A IA processa — e processa magnificamente bem —, identificando padrões, comparando argumentos, produzindo sínteses e organizando volumes de informação muito superiores à capacidade de qualquer indivíduo; mas o próprio uso dessa tecnologia mostra que processamento não se basta, porque, para obtermos dela uma resposta realmente útil, precisamos saber o que perguntar, como formular a pergunta, que contexto oferecer e o que aprofundar ou excluir — aquilo que hoje chamamos de prompt. A máquina pode processar o que lhe entregamos, mas ainda precisamos pensar para decidir o que queremos saber, por que queremos sabê-lo e se a resposta corresponde ao problema.
Quanto melhor a máquina responder, maior será a importância humana de saber perguntar, porque formular uma boa pergunta exige perceber o problema, distinguir o essencial do acessório e, às vezes, descobrir que a primeira pergunta ainda não era a certa.
Pensar, para um ser humano, não parece ser apenas processar, porque pensamos com aquilo que sabemos, mas também com aquilo que vivemos, com memória e esquecimento, perdas, medos, afetos, experiências e contradições; alguém pode ler tudo sobre a morte e pensá-la de maneira inteiramente diferente quando perde uma pessoa que ama, assim como pode conhecer teorias sobre justiça e liberdade e ainda hesitar diante de uma injustiça concreta que venha a sofrer. Entre informação e existência permanece uma região de experiência, consciência e responsabilidade que mais dados não eliminam.
Michel de Montaigne percebeu algo fundamental há quase cinco séculos, quando preferiu uma cabeça bem-feita a uma simplesmente bem-cheia. A observação ganha agora atualidade extraordinária, justamente porque os fatos podem ser encontrados, comparados e organizados por uma máquina antes mesmo que tenhamos terminado de formular a pergunta.
Talvez este seja o pior momento possível para abandonarmos o esforço de ensinar a pensar, pois não precisamos formar seres humanos para competir com máquinas na velocidade com que processam informações; precisamos formar pessoas capazes de distinguir o essencial do irrelevante, argumento de manipulação, evidência daquilo em que apenas desejávamos acreditar, admitir quando o outro tem razão, suportar alguma dúvida e perceber que possuir uma resposta não significa compreender a pergunta.
Isso exige mais do que inteligência como capacidade de resolver problemas: exige inteligência emocional, fair play intelectual, consciência de nossas vulnerabilidades e capacidade de filtrar a avalanche informacional, porque, antes de selecionar o que vem de fora, precisamos reconhecer os filtros que carregamos dentro de nós.
Por isso, o avanço da inteligência artificial não diminui a importância do humanismo, mas talvez até a aumente: quanto melhores forem as máquinas para processar informações, maior será nossa necessidade de cultivar consciência, responsabilidade, prudência, imaginação moral, capacidade de duvidar, mudar de opinião, compreender o outro e perguntar não apenas o que podemos fazer, mas se devemos fazê-lo.
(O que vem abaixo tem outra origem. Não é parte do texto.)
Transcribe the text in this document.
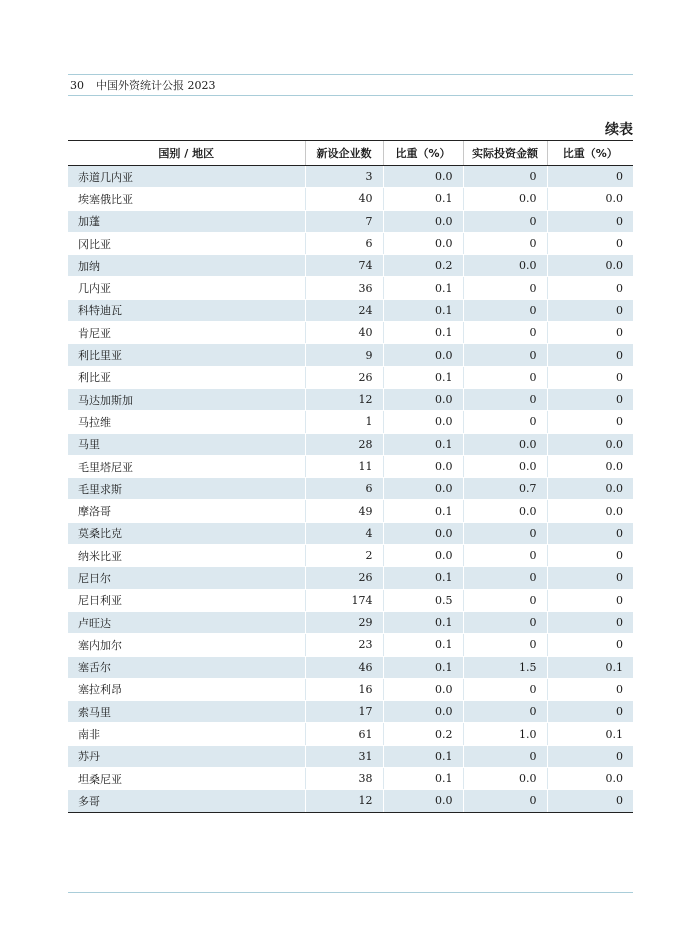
30 中国外资统计公报 2023
续表
国别 / 地区	新设企业数	比重（%）	实际投资金额	比重（%）
赤道几内亚	3	0.0	0	0
埃塞俄比亚	40	0.1	0.0	0.0
加蓬	7	0.0	0	0
冈比亚	6	0.0	0	0
加纳	74	0.2	0.0	0.0
几内亚	36	0.1	0	0
科特迪瓦	24	0.1	0	0
肯尼亚	40	0.1	0	0
利比里亚	9	0.0	0	0
利比亚	26	0.1	0	0
马达加斯加	12	0.0	0	0
马拉维	1	0.0	0	0
马里	28	0.1	0.0	0.0
毛里塔尼亚	11	0.0	0.0	0.0
毛里求斯	6	0.0	0.7	0.0
摩洛哥	49	0.1	0.0	0.0
莫桑比克	4	0.0	0	0
纳米比亚	2	0.0	0	0
尼日尔	26	0.1	0	0
尼日利亚	174	0.5	0	0
卢旺达	29	0.1	0	0
塞内加尔	23	0.1	0	0
塞舌尔	46	0.1	1.5	0.1
塞拉利昂	16	0.0	0	0
索马里	17	0.0	0	0
南非	61	0.2	1.0	0.1
苏丹	31	0.1	0	0
坦桑尼亚	38	0.1	0.0	0.0
多哥	12	0.0	0	0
Filosofia, literatura, história, direito e artes voltam ao centro da questão, porque não herdamos apenas informações sobre o mundo, mas maneiras de interrogá-lo.
E então retornamos à biblioteca do início: ela guardava respostas possíveis, mas dependia de alguém que soubesse formular perguntas; preservava conhecimento, mas não substituía o movimento interior pelo qual transformamos informação em compreensão, compreensão em juízo e juízo, quando necessário, em escolha.
Agora a biblioteca responde e, justamente porque responderá cada vez melhor, o pensamento humano não se torna menos necessário, mas mais importante. Quanto mais respostas estiverem disponíveis, maior será a responsabilidade de quem precisa compreendê-las, julgá-las e transformá-las em escolhas; talvez seja essa uma das formas mais importantes de cuidado: utilizar plenamente a inteligência que construímos sem permitir que a facilidade das respostas nos faça desaprender aquilo que nenhuma biblioteca poderá decidir em nosso lugar — o sentido que damos ao que sabemos, às nossas escolhas e, no limite, à experiência de sermos humanos.

Você pode gostar também

Carros elétricos, datacenters de IA e ilusões ambientais

O VENDAVAL NAS RUAS E A TEMPESTADE NO BOLSO DO CONSUMIDOR

TALVEZ TENHAMOS FEITO AS PERGUNTAS ERRADAS

A insistente inocência brasileira diante da guerra comercial global

PERDER PARA NÓS MESMOS

Rogerio Reis Devisate 16 de agosto de 2026 16 de agosto de 2026
Compartilhe este artigo
Facebook Twitter Whatsapp Whatsapp Email
Artigo Anterior Giovana Devisate Os encontros são milagres do destino
Próximo artigo Reencontro de almas

Pesquisar

  • Banner PDF Gazeta
Leila Pereira posta mensagem de motivação no pior momento do Palmeiras
Esporte
Pablo Marçal afirma que patrimônio de R$ 7,4 bi está errado e pede correção
Brasil
Combate ao Feminicídio: MP-AP participa de ação educativa junto à rede de proteção
Amapá
Aplicativo desenvolvido pelo MP-AP usa inteligência artificial para organizar e facilitar prestação de contas de curatelas
Amapá
A Gazeta do AmapáA Gazeta do Amapá
Siga-nos
© A Gazeta do Amapá - 2025. Todos os direitos reservados.
  • Home
  • Amapá
  • Polícia
  • Brasil
  • Internacional
  • Esportes
  • Bem Estar
  • Entretenimento
  • Colunas
Bem vindo de volta!

Faça login em sua conta

Perdeu sua senha?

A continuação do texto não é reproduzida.